Oxbow – Driving past Red Hawk Well Servicing Inc.’s Oxbow location, you can’t miss the help wanted billboard along the highway. And that’s kind of the point.
“We’ve been trying to hire. That sign’s been there for a year. We don’t take it down anymore,” said Terry Gunderman, owner, on Nov. 14.
“If a good guy walked in the door, we’d hire him, just to have him on hand for relief duty.
“It’s a severe labour shortage of good people. Getting good people that can pass the drug test is a real challenge. They’re getting to be fewer and further between,” he said.
Marijuana might have been decriminalized a year ago, but that doesn’t mean much if you want to work service rigs. If you were smoking dope on Sunday, don’t expect a job on Monday.
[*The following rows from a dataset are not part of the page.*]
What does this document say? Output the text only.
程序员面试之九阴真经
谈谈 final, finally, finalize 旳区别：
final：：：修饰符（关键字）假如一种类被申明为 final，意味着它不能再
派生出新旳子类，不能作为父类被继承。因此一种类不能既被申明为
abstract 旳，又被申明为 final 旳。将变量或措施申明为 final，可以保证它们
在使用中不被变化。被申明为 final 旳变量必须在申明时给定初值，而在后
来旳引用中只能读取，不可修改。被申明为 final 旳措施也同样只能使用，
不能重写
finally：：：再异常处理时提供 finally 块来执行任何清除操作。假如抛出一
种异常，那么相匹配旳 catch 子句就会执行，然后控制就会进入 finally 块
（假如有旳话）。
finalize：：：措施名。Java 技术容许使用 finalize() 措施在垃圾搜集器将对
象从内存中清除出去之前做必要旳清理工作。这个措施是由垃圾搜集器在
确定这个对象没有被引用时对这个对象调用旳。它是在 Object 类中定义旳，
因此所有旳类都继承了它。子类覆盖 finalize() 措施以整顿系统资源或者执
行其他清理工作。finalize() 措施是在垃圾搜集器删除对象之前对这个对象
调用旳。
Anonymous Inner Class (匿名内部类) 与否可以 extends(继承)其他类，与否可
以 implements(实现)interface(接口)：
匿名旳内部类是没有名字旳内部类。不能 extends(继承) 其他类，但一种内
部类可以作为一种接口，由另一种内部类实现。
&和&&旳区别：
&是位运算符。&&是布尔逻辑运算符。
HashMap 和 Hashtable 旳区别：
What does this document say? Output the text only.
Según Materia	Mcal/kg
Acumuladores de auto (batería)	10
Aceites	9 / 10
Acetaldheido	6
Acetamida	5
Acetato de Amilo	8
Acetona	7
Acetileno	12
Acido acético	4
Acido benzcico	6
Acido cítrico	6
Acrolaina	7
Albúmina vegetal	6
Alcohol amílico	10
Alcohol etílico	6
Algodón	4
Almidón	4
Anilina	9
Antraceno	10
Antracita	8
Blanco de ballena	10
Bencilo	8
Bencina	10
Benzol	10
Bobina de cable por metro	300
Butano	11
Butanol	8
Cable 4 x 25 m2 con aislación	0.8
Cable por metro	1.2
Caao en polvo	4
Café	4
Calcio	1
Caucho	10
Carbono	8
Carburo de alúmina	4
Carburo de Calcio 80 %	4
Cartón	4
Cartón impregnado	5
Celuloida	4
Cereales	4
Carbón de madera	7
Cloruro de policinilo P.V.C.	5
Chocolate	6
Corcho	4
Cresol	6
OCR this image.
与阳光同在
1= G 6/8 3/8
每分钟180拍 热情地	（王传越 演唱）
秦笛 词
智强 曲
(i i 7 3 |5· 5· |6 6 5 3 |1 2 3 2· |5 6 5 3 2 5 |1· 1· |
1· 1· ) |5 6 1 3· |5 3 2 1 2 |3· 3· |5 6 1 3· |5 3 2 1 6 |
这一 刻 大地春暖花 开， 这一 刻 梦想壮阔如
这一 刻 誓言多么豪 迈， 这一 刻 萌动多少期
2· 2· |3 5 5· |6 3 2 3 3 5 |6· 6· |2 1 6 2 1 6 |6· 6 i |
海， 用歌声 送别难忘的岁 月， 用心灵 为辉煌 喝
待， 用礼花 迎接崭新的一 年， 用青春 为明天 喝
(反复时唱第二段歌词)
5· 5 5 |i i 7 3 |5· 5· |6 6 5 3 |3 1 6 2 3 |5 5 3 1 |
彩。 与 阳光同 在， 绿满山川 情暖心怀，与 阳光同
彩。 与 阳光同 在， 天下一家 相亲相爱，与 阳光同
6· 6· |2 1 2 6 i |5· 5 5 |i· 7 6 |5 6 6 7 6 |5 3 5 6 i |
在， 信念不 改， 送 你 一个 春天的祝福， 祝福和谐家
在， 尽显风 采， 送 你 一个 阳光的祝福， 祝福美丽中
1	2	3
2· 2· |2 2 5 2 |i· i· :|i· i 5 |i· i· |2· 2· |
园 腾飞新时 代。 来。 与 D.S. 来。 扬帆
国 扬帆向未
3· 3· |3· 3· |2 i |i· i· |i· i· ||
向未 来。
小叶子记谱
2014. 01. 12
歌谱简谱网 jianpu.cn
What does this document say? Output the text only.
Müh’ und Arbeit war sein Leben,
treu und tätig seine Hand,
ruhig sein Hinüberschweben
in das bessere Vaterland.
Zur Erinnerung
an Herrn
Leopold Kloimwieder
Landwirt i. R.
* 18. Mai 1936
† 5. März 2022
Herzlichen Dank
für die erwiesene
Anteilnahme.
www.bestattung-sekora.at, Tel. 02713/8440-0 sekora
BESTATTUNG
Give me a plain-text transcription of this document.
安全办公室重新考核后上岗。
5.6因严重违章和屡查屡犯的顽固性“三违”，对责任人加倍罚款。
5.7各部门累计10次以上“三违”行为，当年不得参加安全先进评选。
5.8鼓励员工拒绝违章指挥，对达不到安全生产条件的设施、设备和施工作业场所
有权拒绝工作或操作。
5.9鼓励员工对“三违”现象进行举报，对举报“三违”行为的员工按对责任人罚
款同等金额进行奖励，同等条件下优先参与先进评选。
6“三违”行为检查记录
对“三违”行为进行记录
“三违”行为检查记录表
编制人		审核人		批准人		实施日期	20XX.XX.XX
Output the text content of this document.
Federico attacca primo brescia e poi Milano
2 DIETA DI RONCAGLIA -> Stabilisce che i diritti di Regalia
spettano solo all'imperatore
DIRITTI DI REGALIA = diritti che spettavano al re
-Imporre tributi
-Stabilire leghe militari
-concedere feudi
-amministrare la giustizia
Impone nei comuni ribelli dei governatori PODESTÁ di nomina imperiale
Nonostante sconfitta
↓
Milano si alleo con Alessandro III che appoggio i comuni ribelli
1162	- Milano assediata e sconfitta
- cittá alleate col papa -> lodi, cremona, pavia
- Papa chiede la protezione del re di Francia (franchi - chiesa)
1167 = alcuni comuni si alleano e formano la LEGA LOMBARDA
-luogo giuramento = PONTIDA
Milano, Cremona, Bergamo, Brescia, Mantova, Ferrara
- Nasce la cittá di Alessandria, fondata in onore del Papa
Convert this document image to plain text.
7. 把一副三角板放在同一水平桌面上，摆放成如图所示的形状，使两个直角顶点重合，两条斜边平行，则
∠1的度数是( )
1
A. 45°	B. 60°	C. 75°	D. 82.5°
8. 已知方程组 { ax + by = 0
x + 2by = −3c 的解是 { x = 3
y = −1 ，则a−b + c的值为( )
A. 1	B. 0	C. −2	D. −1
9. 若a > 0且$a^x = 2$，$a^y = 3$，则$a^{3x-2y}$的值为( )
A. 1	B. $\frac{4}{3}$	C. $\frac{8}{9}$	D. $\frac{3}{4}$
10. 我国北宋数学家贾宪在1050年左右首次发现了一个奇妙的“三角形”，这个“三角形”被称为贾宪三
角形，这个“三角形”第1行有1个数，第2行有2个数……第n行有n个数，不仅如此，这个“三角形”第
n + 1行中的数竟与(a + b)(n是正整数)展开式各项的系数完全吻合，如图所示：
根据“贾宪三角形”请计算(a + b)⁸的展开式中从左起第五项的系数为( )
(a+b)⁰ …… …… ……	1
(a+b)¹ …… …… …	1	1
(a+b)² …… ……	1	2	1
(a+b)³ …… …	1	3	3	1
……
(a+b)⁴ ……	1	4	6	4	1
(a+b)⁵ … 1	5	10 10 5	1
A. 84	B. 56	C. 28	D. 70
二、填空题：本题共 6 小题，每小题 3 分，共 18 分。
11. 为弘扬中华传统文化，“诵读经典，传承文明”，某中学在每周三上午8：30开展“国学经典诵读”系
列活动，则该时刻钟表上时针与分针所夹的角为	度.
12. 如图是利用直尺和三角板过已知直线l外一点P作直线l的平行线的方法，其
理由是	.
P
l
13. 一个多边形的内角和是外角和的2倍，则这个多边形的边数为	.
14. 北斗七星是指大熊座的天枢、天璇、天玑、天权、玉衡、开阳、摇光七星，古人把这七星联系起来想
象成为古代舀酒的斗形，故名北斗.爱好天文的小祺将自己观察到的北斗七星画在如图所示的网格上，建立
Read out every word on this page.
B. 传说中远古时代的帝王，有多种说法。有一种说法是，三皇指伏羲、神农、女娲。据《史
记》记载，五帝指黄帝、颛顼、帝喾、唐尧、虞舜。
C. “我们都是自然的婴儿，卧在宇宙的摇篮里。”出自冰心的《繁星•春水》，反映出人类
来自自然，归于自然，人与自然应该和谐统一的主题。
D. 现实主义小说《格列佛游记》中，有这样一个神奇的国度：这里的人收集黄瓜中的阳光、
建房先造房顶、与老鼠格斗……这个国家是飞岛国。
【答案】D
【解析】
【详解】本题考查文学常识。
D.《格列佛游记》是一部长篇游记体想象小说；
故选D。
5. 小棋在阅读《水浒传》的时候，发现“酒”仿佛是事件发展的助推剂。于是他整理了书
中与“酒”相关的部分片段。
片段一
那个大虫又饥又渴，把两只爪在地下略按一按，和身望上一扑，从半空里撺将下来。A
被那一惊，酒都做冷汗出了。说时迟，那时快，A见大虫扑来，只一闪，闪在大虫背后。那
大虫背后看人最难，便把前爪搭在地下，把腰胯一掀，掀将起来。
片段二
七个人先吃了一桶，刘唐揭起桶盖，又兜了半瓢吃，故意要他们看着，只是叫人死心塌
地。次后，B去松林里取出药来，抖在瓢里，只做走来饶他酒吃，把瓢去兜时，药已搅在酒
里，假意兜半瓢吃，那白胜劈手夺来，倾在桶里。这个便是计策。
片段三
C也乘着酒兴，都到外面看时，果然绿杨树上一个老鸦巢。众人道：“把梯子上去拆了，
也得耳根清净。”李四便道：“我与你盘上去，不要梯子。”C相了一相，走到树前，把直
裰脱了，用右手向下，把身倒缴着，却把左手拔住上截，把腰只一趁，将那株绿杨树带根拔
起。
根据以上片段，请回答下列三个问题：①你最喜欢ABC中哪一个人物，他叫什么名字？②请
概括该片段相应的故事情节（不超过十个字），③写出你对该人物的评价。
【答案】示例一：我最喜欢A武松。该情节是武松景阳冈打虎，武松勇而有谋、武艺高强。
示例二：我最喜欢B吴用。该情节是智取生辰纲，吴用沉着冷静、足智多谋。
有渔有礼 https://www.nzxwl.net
“Most of our customers say they don’t want any drugs in the system on their location. They don’t care what the law is, on their sites, they don’t want anything in your system. The majority of them, anyways,” Gunderman said.
“If we had four good people walk in the door, we’d hire them. Four good people, who could pass the drug test and have a license, we’d hire them on the spot,” he said.
It’s not just enough to have a proper license, but to be insurable. If you have too many points against your license, you aren’t insurable.
“I think everybody is in the same boat. Most of my competitors, they have rigs sitting because they don’t have people for them. It’s as frustrating as hell,” he said.
Red Hawk has about 70 people, between the shop and on the rigs. They have 10 rigs, but eight were working on that day. The others work on occasion, but it’s hit and miss.
They barely have enough people to man all ten rigs. “If all ten were working, we’d be scrambling,” he said.
It’s always a challenge to have relief help.
“I don’t think the drilling rigs are all that different. I think they’re in the same situation,” Gunderman added.
This winter is looking like more of the same. “We were all looking for a better outcome, come October, and that didn’t happen. I think reality is setting that this is the new norm, and we’re going to figure out how it’s going to work.
Their fleet of ten rings is made up of five singles and five doubles. While other companies have reported difficulties in finding work for singles these days, four of Red Hawk’s singles have been working. “We’ve been lucky with our singles. They move pretty fast and rig up pretty fast. They’ve got to be in the right place, right customer. I think there’s still a place for them. It kind of changes, the flavour of the day, once in a while. Two years ago, we couldn’t get singles out the door fast enough. Now it kind of went the other way.”